Neptune Frost es, esencialmente, un musical político que combina la tradición tribal de los cantos y danzas africanas con la música electrónica más actual. Y en este aspecto la película puede ser leída también como una celebración y una actualización de las raíces. Pero cada uno de los temas musicales que puntúan la película sirve como canto reivindicativo de asuntos que van desde la idea del universo virtual como espacio de resistencia y libertad, la posibilidad de cambiar los códigos (sean estos cuáles sean), el derecho a una identidad de género libre, la delación de la esclavitud y la necesidad de una dignificación del trabajo, la urgencia de entender que la verdad no es única, ni viene siempre expresada a través de los medios ‘autorizados’, pero también en contra de la oligarquía o el patriarcado.

Todo este canto reivindicativo al grito de “Fuck Mr. Google”, se narra a través de la huida del personaje de Neptune y de su viaje de transformación (“nací a mis 23 años”, afirma el personaje) en una película que aboga por la resistencia, por retar a la vida para seguir conquistando espacios.
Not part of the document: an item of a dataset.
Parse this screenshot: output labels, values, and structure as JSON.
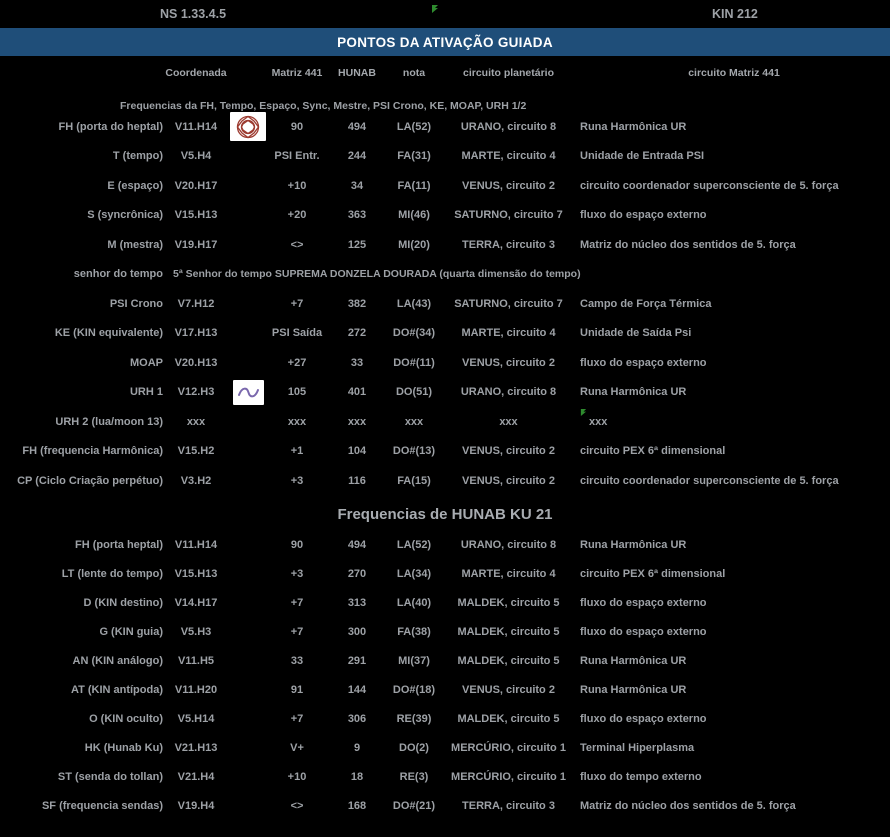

A través de un trabajo de estilización realmente sugestivo que juega con la idea de distopía tecnológica, elabora un extraordinario universo de luces fluorescentes, navegando entre la realidad y una cierta idea del subconsciente como espacio surreal y de ensueño futurista que en ocasiones se convierte en una interfaz abstracta de luces y formas (“porque la realidad tiene siempre distintas interpretaciones”, como se afirma también). Un trabajo de arte que se sirve del reciclaje para elaborar trajes y escenarios que bien podrían formar parte de una instalación museística. Y al final, un film que reivindica bien alto la poesía como mecanismo para recuperar la lucidez.